Bugün bir anda kendimi bir aşk filmi izlerken buldum. Çok da manidar bir günde üstelik. Bugün bir zamanlar aşık olduğum ama kavuşamadığım adamın doğum günüydü. “Bir gün”de, yıllarca arkadaş gibi takılıp aslında birbirlerine deli gibi aşık olan iki insan vardı. Sonunda kavuştular ama ben kavuştuklarına sevinemedim bile. Çünkü, bir aradayken kaybedilmiş 15 sene vardı. 15 sene boyunca, başka insanlarla birlikte olup birbirleriyle yılda bir kez görüştüler. Başka insanları sevdiklerini sanıp zor günlerde birbirlerine destek olan iki dost rolünü oynadılar. Yıllarca hem kendilerini, hem birlikte oldukları diğer insanları kandırdılar. Bu durum için, sürekli başka kadınlarla takılıp Emma’yı yalnızca kötü günlerinde arayan Dexter’ı mı suçlamalı yoksa sevdiğini bir türlü söylemeyen Emma’yı mı? Birbirlerini bu denli sevip onca seneyi ayrı geçirmelerine izin verdikleri için her ikisini de suçluyorum ben. Kaybedilen yılların hesabını ikisinden de soruyorum. Yıllar sonra bir araya gelip birbirlerini çabuk kaybetmelerini ise kaderin onlara bir cezası olarak yorumluyorum.

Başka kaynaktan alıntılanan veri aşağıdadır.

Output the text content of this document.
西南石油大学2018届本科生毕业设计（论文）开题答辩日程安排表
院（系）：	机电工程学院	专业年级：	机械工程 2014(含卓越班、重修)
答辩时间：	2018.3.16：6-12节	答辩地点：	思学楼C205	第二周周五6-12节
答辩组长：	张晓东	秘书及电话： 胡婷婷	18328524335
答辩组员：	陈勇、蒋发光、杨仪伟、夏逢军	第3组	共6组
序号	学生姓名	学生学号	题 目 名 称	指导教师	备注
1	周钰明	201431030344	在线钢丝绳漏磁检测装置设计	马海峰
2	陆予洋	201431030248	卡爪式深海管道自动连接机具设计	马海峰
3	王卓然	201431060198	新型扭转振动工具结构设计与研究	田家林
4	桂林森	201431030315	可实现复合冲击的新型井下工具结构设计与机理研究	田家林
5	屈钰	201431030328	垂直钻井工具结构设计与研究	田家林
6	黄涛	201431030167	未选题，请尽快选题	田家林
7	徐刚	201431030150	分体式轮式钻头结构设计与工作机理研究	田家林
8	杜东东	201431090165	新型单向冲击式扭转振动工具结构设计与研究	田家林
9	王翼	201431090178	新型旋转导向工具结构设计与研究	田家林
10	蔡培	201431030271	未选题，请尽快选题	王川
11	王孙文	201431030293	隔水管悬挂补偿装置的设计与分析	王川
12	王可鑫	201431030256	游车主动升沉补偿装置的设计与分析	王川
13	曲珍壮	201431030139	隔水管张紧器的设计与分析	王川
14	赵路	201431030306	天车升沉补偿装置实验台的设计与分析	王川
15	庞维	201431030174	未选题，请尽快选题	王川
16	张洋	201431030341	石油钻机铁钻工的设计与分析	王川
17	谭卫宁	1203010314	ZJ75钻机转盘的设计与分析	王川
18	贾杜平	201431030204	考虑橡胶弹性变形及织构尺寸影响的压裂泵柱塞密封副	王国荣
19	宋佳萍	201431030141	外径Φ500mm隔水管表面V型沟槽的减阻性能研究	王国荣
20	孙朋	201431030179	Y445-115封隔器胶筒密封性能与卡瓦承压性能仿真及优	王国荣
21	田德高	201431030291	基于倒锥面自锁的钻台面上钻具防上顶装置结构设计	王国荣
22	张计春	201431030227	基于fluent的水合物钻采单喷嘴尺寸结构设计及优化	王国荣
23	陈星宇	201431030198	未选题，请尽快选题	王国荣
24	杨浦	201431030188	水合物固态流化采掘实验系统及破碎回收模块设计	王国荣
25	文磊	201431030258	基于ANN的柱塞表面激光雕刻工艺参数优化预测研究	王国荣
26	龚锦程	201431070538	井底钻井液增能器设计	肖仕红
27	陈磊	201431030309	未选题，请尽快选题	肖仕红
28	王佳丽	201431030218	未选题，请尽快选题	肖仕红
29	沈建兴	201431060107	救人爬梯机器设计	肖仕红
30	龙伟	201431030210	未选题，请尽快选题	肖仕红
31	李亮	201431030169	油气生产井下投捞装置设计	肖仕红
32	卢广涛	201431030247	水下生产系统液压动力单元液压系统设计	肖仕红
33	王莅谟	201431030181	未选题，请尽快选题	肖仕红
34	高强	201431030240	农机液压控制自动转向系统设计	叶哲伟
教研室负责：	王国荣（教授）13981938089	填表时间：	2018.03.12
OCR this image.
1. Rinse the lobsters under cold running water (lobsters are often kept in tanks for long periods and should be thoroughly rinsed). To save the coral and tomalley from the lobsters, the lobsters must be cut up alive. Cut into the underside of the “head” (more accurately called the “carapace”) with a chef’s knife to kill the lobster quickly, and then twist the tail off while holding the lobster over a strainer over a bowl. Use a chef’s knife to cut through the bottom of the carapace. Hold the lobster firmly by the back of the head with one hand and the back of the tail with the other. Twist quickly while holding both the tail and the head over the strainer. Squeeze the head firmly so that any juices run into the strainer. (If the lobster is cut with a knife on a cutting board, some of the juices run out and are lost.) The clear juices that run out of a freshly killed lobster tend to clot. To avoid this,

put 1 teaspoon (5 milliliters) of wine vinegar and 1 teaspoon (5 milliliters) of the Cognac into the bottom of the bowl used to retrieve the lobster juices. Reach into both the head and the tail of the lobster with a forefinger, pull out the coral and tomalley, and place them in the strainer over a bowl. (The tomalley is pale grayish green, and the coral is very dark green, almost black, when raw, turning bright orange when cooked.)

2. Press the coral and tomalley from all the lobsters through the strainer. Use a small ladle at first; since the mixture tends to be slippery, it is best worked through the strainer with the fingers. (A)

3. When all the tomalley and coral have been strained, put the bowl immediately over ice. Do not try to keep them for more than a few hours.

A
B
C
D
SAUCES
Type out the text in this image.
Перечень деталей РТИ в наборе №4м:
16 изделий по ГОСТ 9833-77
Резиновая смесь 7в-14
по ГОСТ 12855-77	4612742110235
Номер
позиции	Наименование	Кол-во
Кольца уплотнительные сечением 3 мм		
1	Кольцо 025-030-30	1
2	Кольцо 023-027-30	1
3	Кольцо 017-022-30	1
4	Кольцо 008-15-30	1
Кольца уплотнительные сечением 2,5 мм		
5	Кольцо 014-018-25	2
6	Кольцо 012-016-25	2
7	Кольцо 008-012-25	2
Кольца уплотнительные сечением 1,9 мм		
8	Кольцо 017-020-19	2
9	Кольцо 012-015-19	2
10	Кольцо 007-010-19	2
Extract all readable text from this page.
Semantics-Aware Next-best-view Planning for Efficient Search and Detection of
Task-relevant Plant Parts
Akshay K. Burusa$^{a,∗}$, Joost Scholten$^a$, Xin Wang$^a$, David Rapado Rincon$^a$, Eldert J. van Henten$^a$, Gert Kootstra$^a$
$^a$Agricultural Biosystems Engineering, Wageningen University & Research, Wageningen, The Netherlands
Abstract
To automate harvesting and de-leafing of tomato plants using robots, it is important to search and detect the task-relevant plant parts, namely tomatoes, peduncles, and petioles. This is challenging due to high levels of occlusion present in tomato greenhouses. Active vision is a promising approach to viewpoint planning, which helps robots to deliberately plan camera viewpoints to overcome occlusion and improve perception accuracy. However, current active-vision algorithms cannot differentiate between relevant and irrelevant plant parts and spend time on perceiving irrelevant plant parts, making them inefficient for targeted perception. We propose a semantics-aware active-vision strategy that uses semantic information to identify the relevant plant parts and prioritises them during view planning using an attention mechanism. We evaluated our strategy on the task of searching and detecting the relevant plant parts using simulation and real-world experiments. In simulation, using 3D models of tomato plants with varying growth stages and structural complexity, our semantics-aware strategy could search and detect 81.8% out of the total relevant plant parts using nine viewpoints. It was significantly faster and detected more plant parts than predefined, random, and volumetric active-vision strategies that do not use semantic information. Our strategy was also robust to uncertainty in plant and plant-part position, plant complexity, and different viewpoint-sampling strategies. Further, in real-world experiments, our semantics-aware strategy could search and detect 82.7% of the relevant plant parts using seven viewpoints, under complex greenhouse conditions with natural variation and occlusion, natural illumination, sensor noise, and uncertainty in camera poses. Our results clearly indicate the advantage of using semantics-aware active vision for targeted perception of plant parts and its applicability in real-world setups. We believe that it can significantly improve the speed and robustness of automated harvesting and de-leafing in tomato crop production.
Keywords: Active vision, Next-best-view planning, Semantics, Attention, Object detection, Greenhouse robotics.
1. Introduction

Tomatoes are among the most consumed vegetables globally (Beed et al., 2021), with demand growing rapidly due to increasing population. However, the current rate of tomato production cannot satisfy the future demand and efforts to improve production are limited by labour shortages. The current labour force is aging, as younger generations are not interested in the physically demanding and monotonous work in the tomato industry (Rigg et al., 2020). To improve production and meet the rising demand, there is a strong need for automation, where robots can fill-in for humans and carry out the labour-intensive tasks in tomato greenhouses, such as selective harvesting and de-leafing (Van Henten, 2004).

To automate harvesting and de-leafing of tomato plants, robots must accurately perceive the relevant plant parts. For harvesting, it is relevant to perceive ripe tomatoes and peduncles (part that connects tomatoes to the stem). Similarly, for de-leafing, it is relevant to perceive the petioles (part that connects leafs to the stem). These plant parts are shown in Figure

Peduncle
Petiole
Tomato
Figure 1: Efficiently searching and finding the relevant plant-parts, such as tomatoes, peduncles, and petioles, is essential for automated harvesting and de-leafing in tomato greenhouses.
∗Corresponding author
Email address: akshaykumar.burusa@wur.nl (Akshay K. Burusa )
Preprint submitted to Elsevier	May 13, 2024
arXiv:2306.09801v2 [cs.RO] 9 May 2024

Bugüne kadar hep ‘seviyorsan, sevgini gizlemeyip sevdiğin kişinin bunu anlamasını sağlamalısın’ diye düşündüm. Karşındaki bunu hak etse de etmese de senin onu sevdiğini bilmeli dedim. “Bir gün” beni bir kez daha haklı çıkardı. Hayat malesef, bizim keyfimizi bekleyecek kadar uzun değil. Sevdiğini söylemek için uygun bir zaman yok. Bekleyecek zaman yok. Yarın ne olacağımızı bilmiyoruz, o kadar ki yaşayacağımızdan bile emin değiliz. Öyleyse yaşanabilecek güzel günleri ertelemek de neyin nesi? Bu hakkı bize kim veriyor ki? Sevgimizi itiraf etmek için neyi bekliyoruz? Seni seviyorum cümlesini telafuz etmek bu kadar mı zor?

Ben bir zamanlar delicesine sevdiğim adama onu ne kadar çok sevdiğimi söyledim. Söylemeseydim, bugün büyük pişmanlıklar yaşıyor olacaktım. “Bir gün”ü izleyip Dexter ve Emma’nın kaybettiklerini görünce, sevdiğimi söylemenin ne kadar da anlamlı bir hareket olduğunu bir kez daha anladım.